Os trabalhadores sabem muito bem a raiz dos problemas que enfrentam, descritos com precisão ao longo da entrevista. Começando pelo modelo de gestão das famigeradas Organizações Sociais (OSs), do qual abundam as experiências negativas, e que já vinham sendo postas em prática em outras épocas, até o atual ódio a tudo que se pareça com cultura, arte e informação.

“Desde o início do governo Bolsonaro, a cultura tem sido sucateada, desmontada e aparelhada por seguidores do guru Olavo de Carvalho. Logo em seu início, o Ministério da Cultura foi desmontado, e depois de idas e vindas tornou-se uma subpasta do Ministério do Turismo. Já passaram 5 secretários diferentes antes de Regina Duarte, que não duraram muito tempo no cargo e o setor permanece paralisado. Está claro que este governo não possui um projeto para a cultura e podemos estender isso para todas as esferas, como a pandemia pôde evidenciar. O objetivo de fato parece ser a destruição pura e simples, a estigmatização de setores estratégicos para justificar o desmonte e o aparelhamento direto com seu alinhamento ideológico”, analisou.

Ainda no final de maio, o MPF havia cobrado da Secretaria de Cultura uma satisfação sobre os atrasos aos repasses à Cinemateca, mas o problema é ainda mais profundo, como veremos. Além do alerta dos trabalhadores, o perigo de uma tragédia na Cinemateca, temor também compartilhado pelo MPF.

Leia abaixo a entrevista completa.

Correio da Cidadania: Em que pé andam os repasses à Cinemateca Brasileira e qual o sentimento geral entre os trabalhadores que vocês podem perceber em relação a esta situação?

Trabalhadores da Cinemateca: O orçamento mínimo para o funcionamento da Cinemateca, com o básico, é de cerca de R$12 milhões anuais, valor que serve para pagar as contas de luz, água, equipes terceirizadas de manutenção, bombeiros, limpeza e todos os trabalhadores técnicos que mantém a instituição de pé. Desde o encerramento do contrato do MEC com a Acerp (Associação de Comunicação Educativa Roquette Pinto), relativo à gestão da TV Escola, em dezembro de 2019, não houve mais repasses da União à Acerp para manutenção e gestão da Cinemateca.

Em relação aos funcionários, viramos o ano recebendo nossos salários em dia até o mês de fevereiro, com dinheiro pago pelo caixa da ACERP.

Em março, com a pandemia, entramos em quarentena e tivemos que assinar um contrato de teletrabalho para seguir em casa. Funcionários da Administração, Manutenção e da TI continuaram indo presencialmente algumas vezes por semana para cumprimento de algumas atividades.

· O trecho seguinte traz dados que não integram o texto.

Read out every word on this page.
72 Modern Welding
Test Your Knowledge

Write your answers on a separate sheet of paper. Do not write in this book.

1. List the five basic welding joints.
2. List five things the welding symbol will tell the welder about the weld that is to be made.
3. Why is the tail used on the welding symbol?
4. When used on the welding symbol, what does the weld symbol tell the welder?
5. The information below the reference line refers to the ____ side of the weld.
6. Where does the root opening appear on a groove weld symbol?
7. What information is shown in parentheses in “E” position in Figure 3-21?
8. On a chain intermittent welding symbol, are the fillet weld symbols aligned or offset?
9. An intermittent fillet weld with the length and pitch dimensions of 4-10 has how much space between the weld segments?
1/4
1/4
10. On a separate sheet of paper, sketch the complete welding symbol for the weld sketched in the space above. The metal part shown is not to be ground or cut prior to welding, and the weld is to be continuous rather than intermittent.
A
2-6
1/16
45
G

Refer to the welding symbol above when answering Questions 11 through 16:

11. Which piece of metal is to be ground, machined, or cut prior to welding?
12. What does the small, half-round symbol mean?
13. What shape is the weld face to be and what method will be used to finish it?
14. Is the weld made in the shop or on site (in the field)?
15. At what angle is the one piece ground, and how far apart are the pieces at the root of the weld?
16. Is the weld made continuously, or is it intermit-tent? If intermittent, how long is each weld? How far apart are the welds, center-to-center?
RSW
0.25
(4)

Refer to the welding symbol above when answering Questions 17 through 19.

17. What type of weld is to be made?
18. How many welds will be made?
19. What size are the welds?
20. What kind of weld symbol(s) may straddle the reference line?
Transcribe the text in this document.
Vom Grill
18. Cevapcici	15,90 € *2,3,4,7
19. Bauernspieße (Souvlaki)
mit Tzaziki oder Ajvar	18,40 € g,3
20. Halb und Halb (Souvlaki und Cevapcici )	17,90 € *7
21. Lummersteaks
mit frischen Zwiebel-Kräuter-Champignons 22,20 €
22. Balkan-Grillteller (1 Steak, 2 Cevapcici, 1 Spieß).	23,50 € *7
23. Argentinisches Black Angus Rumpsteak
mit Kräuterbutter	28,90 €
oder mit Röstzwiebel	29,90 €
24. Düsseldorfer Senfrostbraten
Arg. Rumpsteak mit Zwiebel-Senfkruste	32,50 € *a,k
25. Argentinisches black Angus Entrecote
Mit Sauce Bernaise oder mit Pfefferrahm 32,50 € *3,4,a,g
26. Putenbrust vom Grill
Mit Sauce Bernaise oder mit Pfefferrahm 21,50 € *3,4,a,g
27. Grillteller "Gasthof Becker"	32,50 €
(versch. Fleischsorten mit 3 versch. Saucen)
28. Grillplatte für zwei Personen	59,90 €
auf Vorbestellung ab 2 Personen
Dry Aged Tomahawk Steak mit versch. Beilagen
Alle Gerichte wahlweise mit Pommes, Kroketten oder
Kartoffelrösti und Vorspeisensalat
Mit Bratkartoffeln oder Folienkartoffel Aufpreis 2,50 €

No final de março, não houve o pagamento dos benefícios como vale alimentação e vale transporte. Além disso, todos os trabalhadores que recebiam acima de R$ 3 mil já tiveram seus pagamentos parcelados, sem o recebimento da última parcela até o momento.

No momento, seguimos trabalhando de casa, sem receber há 2 meses qualquer valor. Essa é a situação até o momento na Cinemateca. Trabalhadores da TV Escola no Rio de Janeiro estão em situação parecida, porém, alguns têm sido obrigados a ir trabalhar no meio da pandemia sem receber salário nem Vale Transporte.

No final do mês corrente, junho, há risco do não pagamento dos planos de saúde, o que tem deixado a equipe preocupada, principalmente no momento de uma pandemia.

O sentimento atual do corpo de funcionários é de desamparo e de extrema preocupação com o acervo.

Correio da Cidadania: Voltando um pouco no tempo, em quais termos se deu o rompimento do contrato de gestão da TV Escola e quais as consequências disso para a TV Escola e Cinemateca Brasileira?

Trabalhadores da Cinemateca: Em março de 2018, no governo Temer, o então Ministério da Cultura através da Secretaria do Audiovisual, via edital, selecionou a Associação de Comunicação Educativa Roquette Pinto (Acerp) para a gestão da Cinemateca Brasileira.

Esse foi o primeiro contrato assinado com uma OS para gestão de um órgão federal de cultura e deveria durar três anos, até março de 2021.

Porém, é preciso lembrar que a Acerp, desde 2014, já era vinculada ao Ministério da Educação com contrato para gestão da TV Escola.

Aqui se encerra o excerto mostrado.